Fuad seyogianya dijadwalkan diperiksa sebagai saksi pada Selasa, 2 Juni lalu. Namun, saat itu, dirinya tidak bisa menghadiri pemeriksaan karena sedang melaksanakan rangkaian ibadah haji.
Berdasarkan komunikasi kedua belah pihak, agenda pemeriksaan digeser pada 15 Juni hari ini. Namun, karena kondisi kesehatan menurun, Fuad belum bisa memenuhi panggilan.
Dikonfirmasi terpisah, Juru Bicara KPK Budi Prasetyo membenarkan permintaan jadwal ulang tersebut.
"Saksi FHM kembali terkonfirmasi mengajukan penjadwalan ulang untuk pemeriksaan yang seyogianya dilakukan hari ini, dengan argumen kondisi kesehatan yang tidak fit," kata Budi melalui keterangan tertulis.
"Pemeriksaan hari ini pun sebetulnya merupakan penjadwalan ulang dari pemeriksaan sebelumnya," sambungnya.

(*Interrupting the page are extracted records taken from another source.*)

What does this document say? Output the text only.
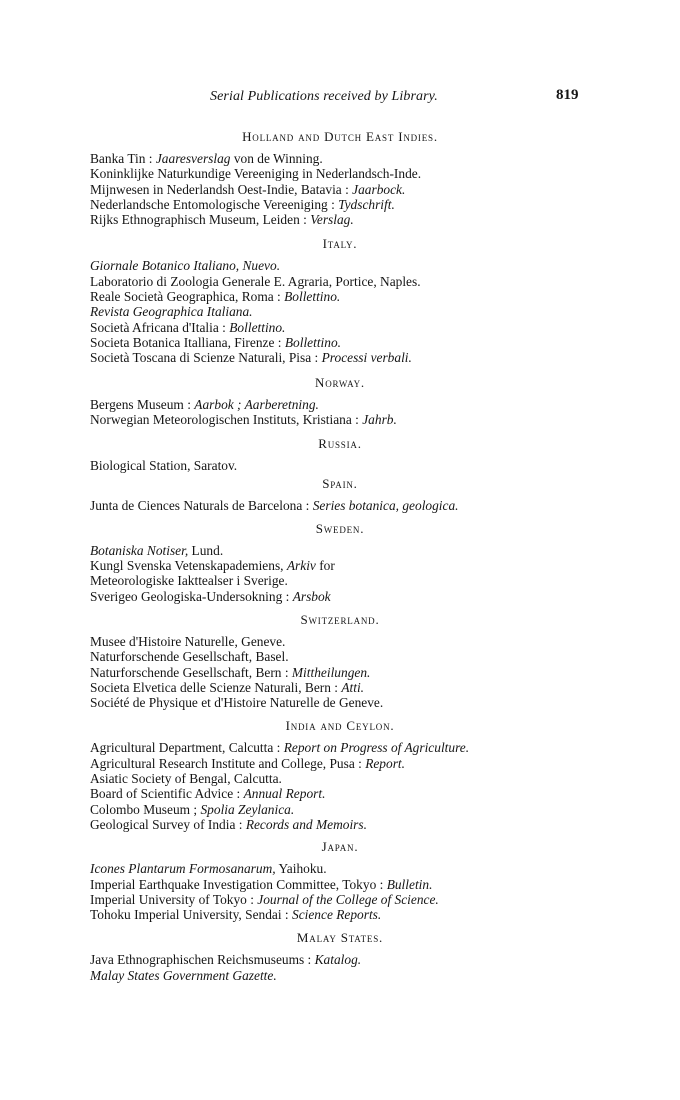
Serial Publications received by Library.	819
Holland and Dutch East Indies.
Banka Tin : Jaaresverslag von de Winning.
Koninklijke Naturkundige Vereeniging in Nederlandsch-Inde.
Mijnwesen in Nederlandsh Oest-Indie, Batavia : Jaarbock.
Nederlandsche Entomologische Vereeniging : Tydschrift.
Rijks Ethnographisch Museum, Leiden : Verslag.
Italy.
Giornale Botanico Italiano, Nuevo.
Laboratorio di Zoologia Generale E. Agraria, Portice, Naples.
Reale Società Geographica, Roma : Bollettino.
Revista Geographica Italiana.
Società Africana d'Italia : Bollettino.
Societa Botanica Italliana, Firenze : Bollettino.
Società Toscana di Scienze Naturali, Pisa : Processi verbali.
Norway.
Bergens Museum : Aarbok ; Aarberetning.
Norwegian Meteorologischen Instituts, Kristiana : Jahrb.
Russia.
Biological Station, Saratov.
Spain.
Junta de Ciences Naturals de Barcelona : Series botanica, geologica.
Sweden.
Botaniska Notiser, Lund.
Kungl Svenska Vetenskapademiens, Arkiv for
Meteorologiske Iakttealser i Sverige.
Sverigeo Geologiska-Undersokning : Arsbok
Switzerland.
Musee d'Histoire Naturelle, Geneve.
Naturforschende Gesellschaft, Basel.
Naturforschende Gesellschaft, Bern : Mittheilungen.
Societa Elvetica delle Scienze Naturali, Bern : Atti.
Société de Physique et d'Histoire Naturelle de Geneve.
India and Ceylon.
Agricultural Department, Calcutta : Report on Progress of Agriculture.
Agricultural Research Institute and College, Pusa : Report.
Asiatic Society of Bengal, Calcutta.
Board of Scientific Advice : Annual Report.
Colombo Museum ; Spolia Zeylanica.
Geological Survey of India : Records and Memoirs.
Japan.
Icones Plantarum Formosanarum, Yaihoku.
Imperial Earthquake Investigation Committee, Tokyo : Bulletin.
Imperial University of Tokyo : Journal of the College of Science.
Tohoku Imperial University, Sendai : Science Reports.
Malay States.
Java Ethnographischen Reichsmuseums : Katalog.
Malay States Government Gazette.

Budi lantas mengimbau kepada Fuad agar kooperatif dan hadir memenuhi penjadwalan ulang berikutnya oleh penyidik.
Hal itu mengingat setiap keterangan saksi dibutuhkan agar proses penyidikan perkara dapat berjalan efektif.

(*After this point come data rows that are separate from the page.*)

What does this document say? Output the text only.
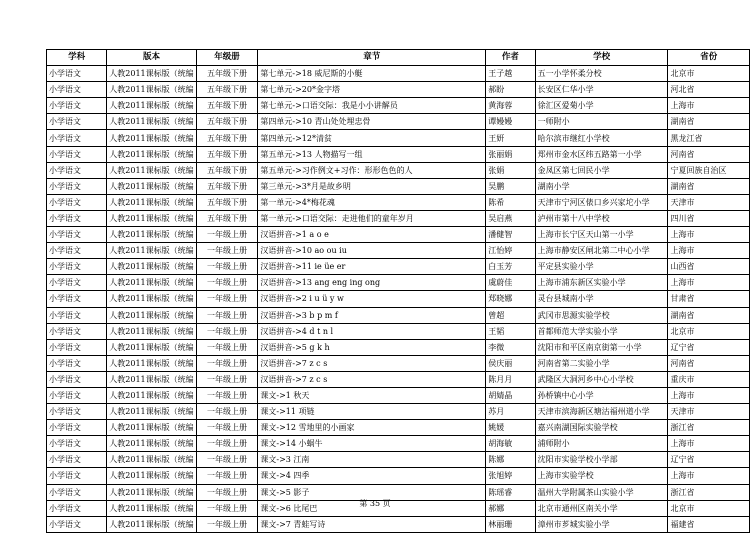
学科	版本	年级册	章节	作者	学校	省份
小学语文	人教2011课标版（统编	五年级下册	第七单元->18 威尼斯的小艇	王子越	五一小学怀柔分校	北京市
小学语文	人教2011课标版（统编	五年级下册	第七单元->20*金字塔	郝盼	长安区仁华小学	河北省
小学语文	人教2011课标版（统编	五年级下册	第七单元->口语交际：我是小小讲解员	黄海蓉	徐汇区爱菊小学	上海市
小学语文	人教2011课标版（统编	五年级下册	第四单元->10 青山处处埋忠骨	谭嫚嫚	一师附小	湖南省
小学语文	人教2011课标版（统编	五年级下册	第四单元->12*清贫	王妍	哈尔滨市继红小学校	黑龙江省
小学语文	人教2011课标版（统编	五年级下册	第五单元->13 人物描写一组	张丽娟	郑州市金水区纬五路第一小学	河南省
小学语文	人教2011课标版（统编	五年级下册	第五单元->习作例文+习作：形形色色的人	张娟	金凤区第七回民小学	宁夏回族自治区
小学语文	人教2011课标版（统编	五年级下册	第三单元->3*月是故乡明	吴鹏	湖南小学	湖南省
小学语文	人教2011课标版（统编	五年级下册	第一单元->4*梅花魂	陈希	天津市宁河区俵口乡兴家坨小学	天津市
小学语文	人教2011课标版（统编	五年级下册	第一单元->口语交际：走进他们的童年岁月	吴启燕	泸州市第十八中学校	四川省
小学语文	人教2011课标版（统编	一年级上册	汉语拼音->1 a o e	潘健智	上海市长宁区天山第一小学	上海市
小学语文	人教2011课标版（统编	一年级上册	汉语拼音->10 ao ou iu	江怡婷	上海市静安区闸北第二中心小学	上海市
小学语文	人教2011课标版（统编	一年级上册	汉语拼音->11 ie üe er	白玉芳	平定县实验小学	山西省
小学语文	人教2011课标版（统编	一年级上册	汉语拼音->13 ang eng ing ong	虞蔚佳	上海市浦东新区实验小学	上海市
小学语文	人教2011课标版（统编	一年级上册	汉语拼音->2 i u ü y w	郑晓娜	灵台县城南小学	甘肃省
小学语文	人教2011课标版（统编	一年级上册	汉语拼音->3 b p m f	曾超	武冈市思源实验学校	湖南省
小学语文	人教2011课标版（统编	一年级上册	汉语拼音->4 d t n l	王韬	首都师范大学实验小学	北京市
小学语文	人教2011课标版（统编	一年级上册	汉语拼音->5 g k h	李微	沈阳市和平区南京街第一小学	辽宁省
小学语文	人教2011课标版（统编	一年级上册	汉语拼音->7 z c s	侯庆丽	河南省第二实验小学	河南省
小学语文	人教2011课标版（统编	一年级上册	汉语拼音->7 z c s	陈月月	武隆区大洞河乡中心小学校	重庆市
小学语文	人教2011课标版（统编	一年级上册	课文->1 秋天	胡婧晶	孙桥镇中心小学	上海市
小学语文	人教2011课标版（统编	一年级上册	课文->11 项链	苏月	天津市滨海新区塘沽福州道小学	天津市
小学语文	人教2011课标版（统编	一年级上册	课文->12 雪地里的小画家	姚媛	嘉兴南湖国际实验学校	浙江省
小学语文	人教2011课标版（统编	一年级上册	课文->14 小蜗牛	胡海敏	浦师附小	上海市
小学语文	人教2011课标版（统编	一年级上册	课文->3 江南	陈娜	沈阳市实验学校小学部	辽宁省
小学语文	人教2011课标版（统编	一年级上册	课文->4 四季	张旭婷	上海市实验学校	上海市
小学语文	人教2011课标版（统编	一年级上册	课文->5 影子	陈瑶睿	温州大学附属茶山实验小学	浙江省
小学语文	人教2011课标版（统编	一年级上册	课文->6 比尾巴	郝娜	北京市通州区南关小学	北京市
小学语文	人教2011课标版（统编	一年级上册	课文->7 青蛙写诗	林丽珊	漳州市芗城实验小学	福建省
第 35 页
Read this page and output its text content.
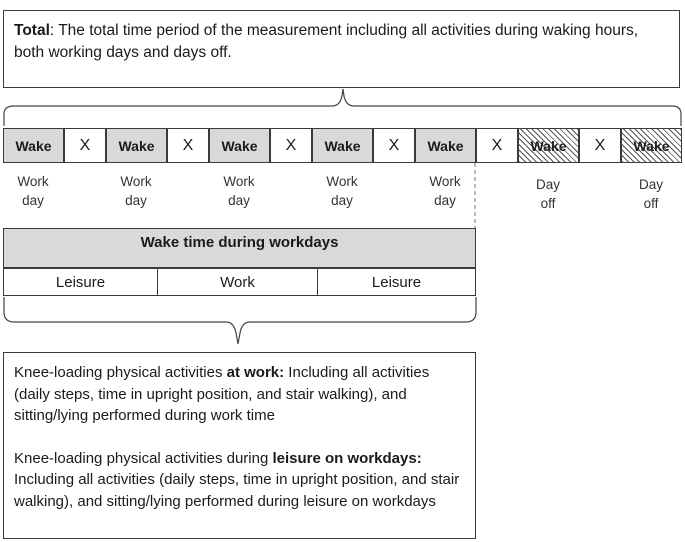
Total: The total time period of the measurement including all activities during waking hours, both working days and days off.
Wake X Wake X Wake X Wake X Wake X Wake X Wake
Work
day
Work
day
Work
day
Work
day
Work
day
Day
off
Day
off
Wake time during workdays
Leisure	Work	Leisure

Knee-loading physical activities at work: Including all activities (daily steps, time in upright position, and stair walking), and sitting/lying performed during work time

Knee-loading physical activities during leisure on workdays: Including all activities (daily steps, time in upright position, and stair walking), and sitting/lying performed during leisure on workdays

Selain Fuad, KPK juga memanggil tiga orang saksi dari pihak swasta untuk menjalani pemeriksaan hari ini.
Mereka ialah Manager Building Apartemen Pasar Baru Mansion, Ichwan Muzani Abrianto; Direktur PT Trikarya Idea Sakti, King Yuwono; dan Staf Bagian Keuangan PT Raudah Eksati Utama, Firda Alhamdi.
Pemeriksaan tersebut untuk melengkapi berkas perkara empat orang tersangka. Yakni mantan Menteri Agama RI periode 2019-2024, Yaqut Cholil Qoumas, Staf Khususnya yang bernama Ishfah Abidal Aziz alias Gus Alex, serta Direktur Operasional Maktour, Ismail Adham dan Ketua Umum Asosiasi Kesthuri yang juga Komisaris PT Raudah Eksati Utama, Asrul Azis Taba yang baru ditahan pada 8 Juni lalu.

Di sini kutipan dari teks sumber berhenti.